At its core, Skorecery resembles an updated form of Pong. An orb bounces around the screen, and players – who take the form of spellcasters – fight to catch the orb and hurtle it toward their opponent’s floating, skull-like runes. In most of the game’s modes, the player who destroys all of their enemy’s runes wins. The mages run and jump around, shielding their runes with their bodies and making use of their most interesting ability: They can reverse gravity, sending themselves to the top or the bottom of the screen, depending on where they were prior to the swap. (Each player controls their own gravitational orientation.)
If players cling to the orb for too long, however, they are stunned, encouraging rapid decision-making and rewarding quick reflexes. Players can also receive occasional boosts from the spell they have equipped for the match; options include one that speeds up their character and another that freezes the orb in place.
Various toggleable “curses” in Skorcery allow players to customize their game settings. Activating “turret shot,” for instance, bars characters from moving when they have the orb, while “friendly fire” lets players destroy their own runes. The curses lend some variety to the game modes, which are: quick play (1v1), exhibition (1v1 or 2v2), goaltender (players battle over a single rune that, when broken, gives the breaker a point and randomly relocates itself; this is the most fun mode), and shootout (like exhibition, but each player is restricted to 10 shots of the orb).
Quick mode uses a default curse and spell loadout, which suggests a competitive standard. And the game, once players absorb its mechanics and settle into a rhythm, can be compelling. The energy becomes frenetic: You run around, grasp for the orb, bounce your shots off the edges of the screen, block your opponent’s attempts at your runes, flip gravity to run on the ceiling – there’s a lot to do, and much of it is gripping.

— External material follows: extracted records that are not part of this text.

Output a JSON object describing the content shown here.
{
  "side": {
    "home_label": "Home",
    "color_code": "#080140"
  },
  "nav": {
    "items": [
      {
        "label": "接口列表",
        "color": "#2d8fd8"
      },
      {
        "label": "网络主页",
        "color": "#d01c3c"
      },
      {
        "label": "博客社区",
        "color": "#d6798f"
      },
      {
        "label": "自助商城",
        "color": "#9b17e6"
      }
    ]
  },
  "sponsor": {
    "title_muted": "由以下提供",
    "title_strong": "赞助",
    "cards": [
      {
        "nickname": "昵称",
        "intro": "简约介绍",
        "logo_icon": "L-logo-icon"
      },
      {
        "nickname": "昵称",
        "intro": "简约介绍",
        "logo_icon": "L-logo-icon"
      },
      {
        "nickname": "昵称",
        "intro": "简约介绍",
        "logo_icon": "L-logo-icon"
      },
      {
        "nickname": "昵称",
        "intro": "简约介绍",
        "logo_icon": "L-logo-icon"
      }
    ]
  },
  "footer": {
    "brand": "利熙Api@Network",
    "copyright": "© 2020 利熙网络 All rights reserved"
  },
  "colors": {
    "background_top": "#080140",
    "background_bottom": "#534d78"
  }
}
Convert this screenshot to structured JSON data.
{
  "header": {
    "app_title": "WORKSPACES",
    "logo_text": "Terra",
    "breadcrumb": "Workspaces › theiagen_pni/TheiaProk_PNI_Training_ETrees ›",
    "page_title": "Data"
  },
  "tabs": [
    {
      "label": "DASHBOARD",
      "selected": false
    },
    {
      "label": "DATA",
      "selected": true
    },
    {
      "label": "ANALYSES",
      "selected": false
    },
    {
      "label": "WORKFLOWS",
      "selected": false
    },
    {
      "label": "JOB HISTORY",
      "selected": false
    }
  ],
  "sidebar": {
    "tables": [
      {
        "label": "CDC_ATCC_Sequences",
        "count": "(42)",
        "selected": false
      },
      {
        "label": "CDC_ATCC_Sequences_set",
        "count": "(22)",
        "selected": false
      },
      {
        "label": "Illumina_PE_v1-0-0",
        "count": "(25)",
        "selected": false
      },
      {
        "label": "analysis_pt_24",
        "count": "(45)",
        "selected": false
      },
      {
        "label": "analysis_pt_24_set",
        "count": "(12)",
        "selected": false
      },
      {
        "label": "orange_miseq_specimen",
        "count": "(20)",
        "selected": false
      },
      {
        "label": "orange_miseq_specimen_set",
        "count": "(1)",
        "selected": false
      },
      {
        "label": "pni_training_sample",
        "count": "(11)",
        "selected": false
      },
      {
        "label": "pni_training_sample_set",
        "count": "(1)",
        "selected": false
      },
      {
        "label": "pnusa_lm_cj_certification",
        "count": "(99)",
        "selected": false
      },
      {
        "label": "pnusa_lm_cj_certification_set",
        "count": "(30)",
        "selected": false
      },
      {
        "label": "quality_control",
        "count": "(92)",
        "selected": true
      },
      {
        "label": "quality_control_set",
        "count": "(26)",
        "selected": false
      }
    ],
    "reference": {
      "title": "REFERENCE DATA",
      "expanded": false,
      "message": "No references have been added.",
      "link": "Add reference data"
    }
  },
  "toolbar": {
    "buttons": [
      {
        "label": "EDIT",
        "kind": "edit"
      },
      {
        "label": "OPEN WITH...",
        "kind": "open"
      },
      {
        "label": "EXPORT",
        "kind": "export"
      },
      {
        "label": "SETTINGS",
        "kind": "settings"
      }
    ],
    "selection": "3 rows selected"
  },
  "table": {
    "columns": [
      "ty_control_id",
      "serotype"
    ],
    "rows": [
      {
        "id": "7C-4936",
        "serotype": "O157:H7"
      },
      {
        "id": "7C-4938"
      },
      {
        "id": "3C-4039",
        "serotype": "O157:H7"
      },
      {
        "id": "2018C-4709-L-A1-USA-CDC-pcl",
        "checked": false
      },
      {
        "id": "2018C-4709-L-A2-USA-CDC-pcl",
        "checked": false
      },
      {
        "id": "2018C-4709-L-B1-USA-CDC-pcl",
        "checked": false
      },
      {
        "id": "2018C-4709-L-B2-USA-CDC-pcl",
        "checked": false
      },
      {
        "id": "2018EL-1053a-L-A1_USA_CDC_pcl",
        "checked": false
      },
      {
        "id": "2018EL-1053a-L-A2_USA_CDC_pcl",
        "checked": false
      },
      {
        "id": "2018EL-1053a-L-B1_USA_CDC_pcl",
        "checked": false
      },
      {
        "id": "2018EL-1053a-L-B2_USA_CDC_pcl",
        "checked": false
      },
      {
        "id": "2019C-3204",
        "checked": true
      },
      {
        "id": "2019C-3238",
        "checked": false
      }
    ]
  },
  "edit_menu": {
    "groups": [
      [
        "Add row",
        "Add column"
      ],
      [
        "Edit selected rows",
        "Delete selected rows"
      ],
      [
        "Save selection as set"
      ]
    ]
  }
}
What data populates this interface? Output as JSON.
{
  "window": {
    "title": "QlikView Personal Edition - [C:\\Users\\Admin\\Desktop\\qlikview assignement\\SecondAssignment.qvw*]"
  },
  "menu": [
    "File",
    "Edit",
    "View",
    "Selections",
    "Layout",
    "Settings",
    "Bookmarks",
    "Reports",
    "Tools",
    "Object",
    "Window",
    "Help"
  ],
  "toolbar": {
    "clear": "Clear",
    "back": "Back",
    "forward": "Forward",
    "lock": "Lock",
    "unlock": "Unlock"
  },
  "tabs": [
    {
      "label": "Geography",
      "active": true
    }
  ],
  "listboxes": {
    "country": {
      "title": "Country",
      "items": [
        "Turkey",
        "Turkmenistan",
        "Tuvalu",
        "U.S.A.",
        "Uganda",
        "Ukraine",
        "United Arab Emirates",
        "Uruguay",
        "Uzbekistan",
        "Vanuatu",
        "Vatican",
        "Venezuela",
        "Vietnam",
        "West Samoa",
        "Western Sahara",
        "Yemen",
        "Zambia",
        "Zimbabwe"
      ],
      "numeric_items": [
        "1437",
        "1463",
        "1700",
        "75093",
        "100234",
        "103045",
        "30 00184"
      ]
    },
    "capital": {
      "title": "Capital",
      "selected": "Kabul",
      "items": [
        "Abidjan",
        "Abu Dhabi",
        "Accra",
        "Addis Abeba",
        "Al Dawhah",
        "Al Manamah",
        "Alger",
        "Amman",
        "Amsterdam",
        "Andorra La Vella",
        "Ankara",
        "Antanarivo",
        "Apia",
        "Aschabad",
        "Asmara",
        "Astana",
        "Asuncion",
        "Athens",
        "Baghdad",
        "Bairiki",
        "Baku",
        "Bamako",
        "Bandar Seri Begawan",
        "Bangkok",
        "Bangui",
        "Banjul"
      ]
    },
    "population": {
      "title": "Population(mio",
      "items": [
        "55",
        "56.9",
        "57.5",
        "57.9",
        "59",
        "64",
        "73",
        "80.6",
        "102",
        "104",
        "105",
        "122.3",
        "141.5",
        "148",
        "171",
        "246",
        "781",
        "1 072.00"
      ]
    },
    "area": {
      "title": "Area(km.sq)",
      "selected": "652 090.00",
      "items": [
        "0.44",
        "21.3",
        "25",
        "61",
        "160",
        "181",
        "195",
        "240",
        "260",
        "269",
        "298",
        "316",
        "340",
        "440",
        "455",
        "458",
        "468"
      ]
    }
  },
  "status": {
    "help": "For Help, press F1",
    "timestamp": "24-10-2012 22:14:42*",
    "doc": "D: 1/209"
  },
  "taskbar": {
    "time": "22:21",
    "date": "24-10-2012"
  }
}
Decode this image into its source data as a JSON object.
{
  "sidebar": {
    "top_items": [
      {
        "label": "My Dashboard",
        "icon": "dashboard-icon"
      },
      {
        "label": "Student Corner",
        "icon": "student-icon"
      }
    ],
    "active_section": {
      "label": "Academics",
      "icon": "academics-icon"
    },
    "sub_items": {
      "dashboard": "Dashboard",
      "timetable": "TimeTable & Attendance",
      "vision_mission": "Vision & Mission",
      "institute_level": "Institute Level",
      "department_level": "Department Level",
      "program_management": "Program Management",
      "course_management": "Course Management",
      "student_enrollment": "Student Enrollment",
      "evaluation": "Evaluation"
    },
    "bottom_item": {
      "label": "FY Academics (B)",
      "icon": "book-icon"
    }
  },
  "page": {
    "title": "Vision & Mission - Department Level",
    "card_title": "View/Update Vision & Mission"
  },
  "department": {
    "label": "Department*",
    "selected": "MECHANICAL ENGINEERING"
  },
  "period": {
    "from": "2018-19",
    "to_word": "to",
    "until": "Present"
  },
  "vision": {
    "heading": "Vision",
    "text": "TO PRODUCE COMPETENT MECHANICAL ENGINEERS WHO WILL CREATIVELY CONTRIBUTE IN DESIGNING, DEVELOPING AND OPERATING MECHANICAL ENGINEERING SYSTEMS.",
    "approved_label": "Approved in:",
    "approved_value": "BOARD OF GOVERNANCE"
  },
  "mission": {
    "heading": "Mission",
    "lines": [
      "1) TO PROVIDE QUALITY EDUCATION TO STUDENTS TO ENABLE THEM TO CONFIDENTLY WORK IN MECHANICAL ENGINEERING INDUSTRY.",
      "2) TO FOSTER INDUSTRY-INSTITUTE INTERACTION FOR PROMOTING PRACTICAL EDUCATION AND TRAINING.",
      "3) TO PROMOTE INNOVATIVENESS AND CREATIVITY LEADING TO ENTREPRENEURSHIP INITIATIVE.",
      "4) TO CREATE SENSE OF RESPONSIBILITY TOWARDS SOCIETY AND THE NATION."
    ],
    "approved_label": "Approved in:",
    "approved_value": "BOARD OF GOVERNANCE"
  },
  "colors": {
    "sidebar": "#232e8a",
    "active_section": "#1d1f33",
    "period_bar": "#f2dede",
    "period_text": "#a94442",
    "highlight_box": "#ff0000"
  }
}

But Skorecery faces a major obstacle: the absence of computer-controlled opponents and online multiplayer. That means that solo players can only play the tutorial and the practice mode – they can’t face off against AI enemies or compete online. Another downside of the unavailability of AI opponents is that two players can’t team up against computer foes. The option to do so would have made Skorecery more appealing to player pairings with disparate skill levels. But as is, those players have to play 1v1 – which can quickly get boring if matches are repeatedly one-sided.
Skorecery is fun, and when it works, it works satisfyingly well. And there’s something admirable about putting forward a game expressly created for local multiplayer. But, unfortunately, it might just be too big of an ask. For many players, the inability to really dive into the game without another person in the room will be too great a hurdle to overcome.
Skorecery releases on April 4 on PlayStation 4 for $9.99. Screen Rant was provided with a download code for the purposes of this review.